When I started work in 1967 I could buy around 70 pints of John Smiths in my local for my first week’s wage. Now a week on minimum wage brings you enough to buy 141 pints of it in my local. Kids today don’t know how lucky they are,
And we now have more hours to drink them in, the licensing hours back then were ridiculous. The views expressed in my posts are not necessarily mine.
Trouble is I set off at same pace we used to do so the extra hours are not something that can be taken advantage of, especially as I get older.
No. I moved onto being a knocker up, tapping on windows with a long stick in the days before there were alarm clocks.

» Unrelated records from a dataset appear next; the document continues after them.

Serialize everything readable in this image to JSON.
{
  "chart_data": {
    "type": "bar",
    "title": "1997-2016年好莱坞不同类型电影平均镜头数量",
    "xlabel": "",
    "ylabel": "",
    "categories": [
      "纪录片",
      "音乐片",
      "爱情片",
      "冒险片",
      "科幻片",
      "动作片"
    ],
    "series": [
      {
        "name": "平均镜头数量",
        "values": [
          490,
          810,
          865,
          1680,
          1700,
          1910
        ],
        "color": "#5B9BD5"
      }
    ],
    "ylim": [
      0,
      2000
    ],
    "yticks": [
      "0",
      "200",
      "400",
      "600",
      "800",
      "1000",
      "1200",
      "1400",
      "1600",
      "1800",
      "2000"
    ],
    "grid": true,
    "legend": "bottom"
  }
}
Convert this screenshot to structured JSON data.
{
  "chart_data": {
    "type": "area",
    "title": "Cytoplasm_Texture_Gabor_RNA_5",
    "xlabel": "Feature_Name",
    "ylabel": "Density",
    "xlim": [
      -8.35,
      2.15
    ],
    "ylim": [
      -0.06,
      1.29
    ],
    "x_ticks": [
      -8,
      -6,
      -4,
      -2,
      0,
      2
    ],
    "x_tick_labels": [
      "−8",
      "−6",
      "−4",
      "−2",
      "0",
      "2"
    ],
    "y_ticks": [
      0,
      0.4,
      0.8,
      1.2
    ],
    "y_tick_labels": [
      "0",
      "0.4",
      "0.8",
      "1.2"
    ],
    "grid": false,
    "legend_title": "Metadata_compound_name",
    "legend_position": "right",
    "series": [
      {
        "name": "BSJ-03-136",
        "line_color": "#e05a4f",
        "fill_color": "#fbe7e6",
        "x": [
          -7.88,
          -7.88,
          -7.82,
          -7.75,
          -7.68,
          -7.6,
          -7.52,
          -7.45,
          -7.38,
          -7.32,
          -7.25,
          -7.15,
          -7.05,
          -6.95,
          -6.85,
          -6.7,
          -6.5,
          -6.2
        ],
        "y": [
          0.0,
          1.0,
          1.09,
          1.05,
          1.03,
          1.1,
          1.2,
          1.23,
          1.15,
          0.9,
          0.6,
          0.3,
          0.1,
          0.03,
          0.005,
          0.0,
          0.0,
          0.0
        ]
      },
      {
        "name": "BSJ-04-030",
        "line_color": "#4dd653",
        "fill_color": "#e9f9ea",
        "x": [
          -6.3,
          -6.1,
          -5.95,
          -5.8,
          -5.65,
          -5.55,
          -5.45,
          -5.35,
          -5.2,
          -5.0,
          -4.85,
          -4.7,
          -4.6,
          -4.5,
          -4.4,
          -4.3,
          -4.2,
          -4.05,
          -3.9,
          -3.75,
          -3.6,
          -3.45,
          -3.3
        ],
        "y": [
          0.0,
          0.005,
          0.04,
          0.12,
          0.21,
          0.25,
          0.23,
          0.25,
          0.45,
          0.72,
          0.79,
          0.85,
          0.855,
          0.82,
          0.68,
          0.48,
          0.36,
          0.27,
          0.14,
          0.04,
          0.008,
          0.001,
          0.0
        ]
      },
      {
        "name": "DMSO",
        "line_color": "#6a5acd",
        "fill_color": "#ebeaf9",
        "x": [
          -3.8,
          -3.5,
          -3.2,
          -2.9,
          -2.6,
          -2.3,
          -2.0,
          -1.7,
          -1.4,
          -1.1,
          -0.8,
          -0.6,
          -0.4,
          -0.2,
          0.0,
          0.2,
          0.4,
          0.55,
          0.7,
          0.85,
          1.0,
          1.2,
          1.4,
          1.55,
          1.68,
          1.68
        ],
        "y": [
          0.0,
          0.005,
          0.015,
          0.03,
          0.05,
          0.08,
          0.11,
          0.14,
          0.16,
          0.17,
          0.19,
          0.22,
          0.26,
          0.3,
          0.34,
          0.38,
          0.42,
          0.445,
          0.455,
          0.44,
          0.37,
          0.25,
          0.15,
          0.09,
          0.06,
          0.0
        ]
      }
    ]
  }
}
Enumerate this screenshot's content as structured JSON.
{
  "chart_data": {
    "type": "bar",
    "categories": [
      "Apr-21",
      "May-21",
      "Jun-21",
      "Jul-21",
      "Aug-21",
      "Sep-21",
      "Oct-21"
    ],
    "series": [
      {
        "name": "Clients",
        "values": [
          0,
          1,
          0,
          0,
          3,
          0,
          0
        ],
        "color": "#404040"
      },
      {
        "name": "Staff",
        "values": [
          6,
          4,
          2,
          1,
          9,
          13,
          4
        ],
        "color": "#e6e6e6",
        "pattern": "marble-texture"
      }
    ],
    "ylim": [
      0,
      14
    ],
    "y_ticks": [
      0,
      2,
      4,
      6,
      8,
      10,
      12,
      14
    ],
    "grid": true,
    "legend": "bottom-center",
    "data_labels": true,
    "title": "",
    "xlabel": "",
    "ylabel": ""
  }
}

They are clocks which give off an alarm. That, and lots of other useful information about other historical artefacts,can be obtained off that Google thing you mentioned, or so I have been told.
Some combined te two jobs. Surprising how long it continued until. Always think about the changes my grandad’s generation saw. These things were commonplace when he was young. He was born before the first flight took place and lived to see a manon the moon, Concord and watching things on a colour television he was nearly 30:when the first talkie was made. Don’t think any generation saw such changes as that one did. https://en.wikipedia.org/wiki/Knocker-up
could make a good excuse though my knocker up didn't turn up, what was i suppose to do? In return for the task, the knocker-up would be paid a few pence a week. Some knocker-uppers would not leave a client's window until they were sure that the client had been awoken, while others simply tapped several times and then moved on some gave a proper good service, wonder if they got paid more
Men who are insecure about the size of their penis do covet sports cars, as Greta Thunberg suggested. And the effect becomes all the more noticeable, according to new research, as they approach middle age.
That’s been said many times, and it’s a great put down, but as sports cars tend to be very expensive, men who buy them in middle age, I think it’s because the kids have grown up and you tend to have a bit more spare cash. The worst thing is you tend to look a right idiot falling out of the things because you’re a fat git, rather than alighting gracefully.